Even then, the statistic wouldn’t be nearly as high as stated, as less than 10% of California kindergarten children aren’t already vaccinated. This means that –if vaccines caused autism- the rise in autism diagnoses would only rise by a few percentage points.
Luckily, vaccines don’t cause autism.
The lack of foresight shown by those who wrote the aforementioned blog posts is startling; so much so that –to the objective individual- it becomes completely obvious that the person writing the blog posts does not believe what they are saying; in fact, they surely know it to be a lie. Not an accidental misrepresentation of facts, not a mistake, but a deliberate lie. Which begs the question, why would they deliberately mislead people in such a way?
The answers are not simple, but you can be sure that there is some agenda here; some attempt to get people fired up and what better way to cause an emotional, kneejerk reaction, than by inducing fear? Not simply fear, but the fear that some shady government conspiracy is attacking your children.
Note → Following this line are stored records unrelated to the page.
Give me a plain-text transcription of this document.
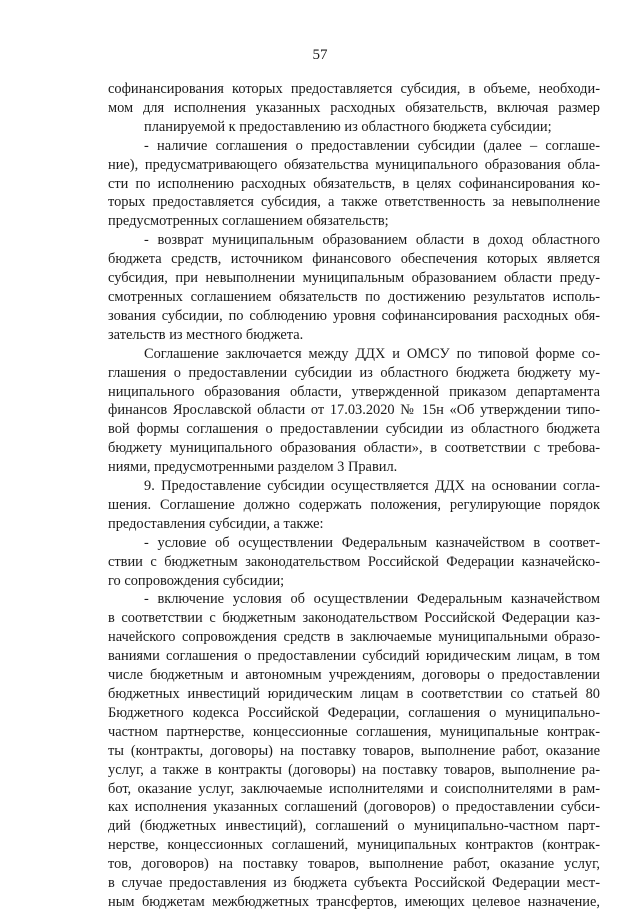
57

софинансирования которых предоставляется субсидия, в объеме, необходи-

мом для исполнения указанных расходных обязательств, включая размер

планируемой к предоставлению из областного бюджета субсидии;

- наличие соглашения о предоставлении субсидии (далее – соглаше-

ние), предусматривающего обязательства муниципального образования обла-

сти по исполнению расходных обязательств, в целях софинансирования ко-

торых предоставляется субсидия, а также ответственность за невыполнение

предусмотренных соглашением обязательств;

- возврат муниципальным образованием области в доход областного

бюджета средств, источником финансового обеспечения которых является

субсидия, при невыполнении муниципальным образованием области преду-

смотренных соглашением обязательств по достижению результатов исполь-

зования субсидии, по соблюдению уровня софинансирования расходных обя-

зательств из местного бюджета.

Соглашение заключается между ДДХ и ОМСУ по типовой форме со-

глашения о предоставлении субсидии из областного бюджета бюджету му-

ниципального образования области, утвержденной приказом департамента

финансов Ярославской области от 17.03.2020 № 15н «Об утверждении типо-

вой формы соглашения о предоставлении субсидии из областного бюджета

бюджету муниципального образования области», в соответствии с требова-

ниями, предусмотренными разделом 3 Правил.

9. Предоставление субсидии осуществляется ДДХ на основании согла-

шения. Соглашение должно содержать положения, регулирующие порядок

предоставления субсидии, а также:

- условие об осуществлении Федеральным казначейством в соответ-

ствии с бюджетным законодательством Российской Федерации казначейско-

го сопровождения субсидии;

- включение условия об осуществлении Федеральным казначейством

в соответствии с бюджетным законодательством Российской Федерации каз-

начейского сопровождения средств в заключаемые муниципальными образо-

ваниями соглашения о предоставлении субсидий юридическим лицам, в том

числе бюджетным и автономным учреждениям, договоры о предоставлении

бюджетных инвестиций юридическим лицам в соответствии со статьей 80

Бюджетного кодекса Российской Федерации, соглашения о муниципально-

частном партнерстве, концессионные соглашения, муниципальные контрак-

ты (контракты, договоры) на поставку товаров, выполнение работ, оказание

услуг, а также в контракты (договоры) на поставку товаров, выполнение ра-

бот, оказание услуг, заключаемые исполнителями и соисполнителями в рам-

ках исполнения указанных соглашений (договоров) о предоставлении субси-

дий (бюджетных инвестиций), соглашений о муниципально-частном парт-

нерстве, концессионных соглашений, муниципальных контрактов (контрак-

тов, договоров) на поставку товаров, выполнение работ, оказание услуг,

в случае предоставления из бюджета субъекта Российской Федерации мест-

ным бюджетам межбюджетных трансфертов, имеющих целевое назначение,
As Orac said, 2016 was the year that bullshit was weaponized.
Misinformation, emotionally charged, biased and unobjective reporting has created a culture of mass hysteria, which can be harnessed like a weapon and directed towards any end.
We live in a world of ‘alternative facts’ and ‘fake news’, a media-saturated with stories that over-represent dangers, twist, warp and invent facts, and sow the seeds of distrust. Objectivity, rationality and critical thinking have been traded for social media echo chambers and paranoid ‘tinfoil hat’ thinking.
The inconvenient reality is that knowledge is paralyzing; the more you know about any particular issue, the more influencing factors present themselves, making it harder and harder to give a solid answer to anything, and even harder to take any action.
It’s easy to close your eyes and open your mouth. People want results, and they want them now. And so, it’s all too easy to turn to people of action, who claim to have a secret map to navigate the complexities of life with ease. It’s much harder to accept that, for some problems, there is no simple answer, and so almost any action taken in haste is likely to be the wrong one.
Cancer is killing us, and it will be years before a cure is found. But just how Edward Jenner rid the world of smallpox, somewhere down the line, somebody somewhere will rid the world of cancer too. But it won’t be David Wolfe, or any of the multimillionaire health ‘gurus’, making money off the ignorance and fear of the masses, it will be a scientist; one who is working as hard as they can, studying rigorously, conducting tests, and is probably poor as dirt.
With great thanks to Orac of Respectful Insolence and his wonderfully skeptical mind, for much of the inspiration for this article.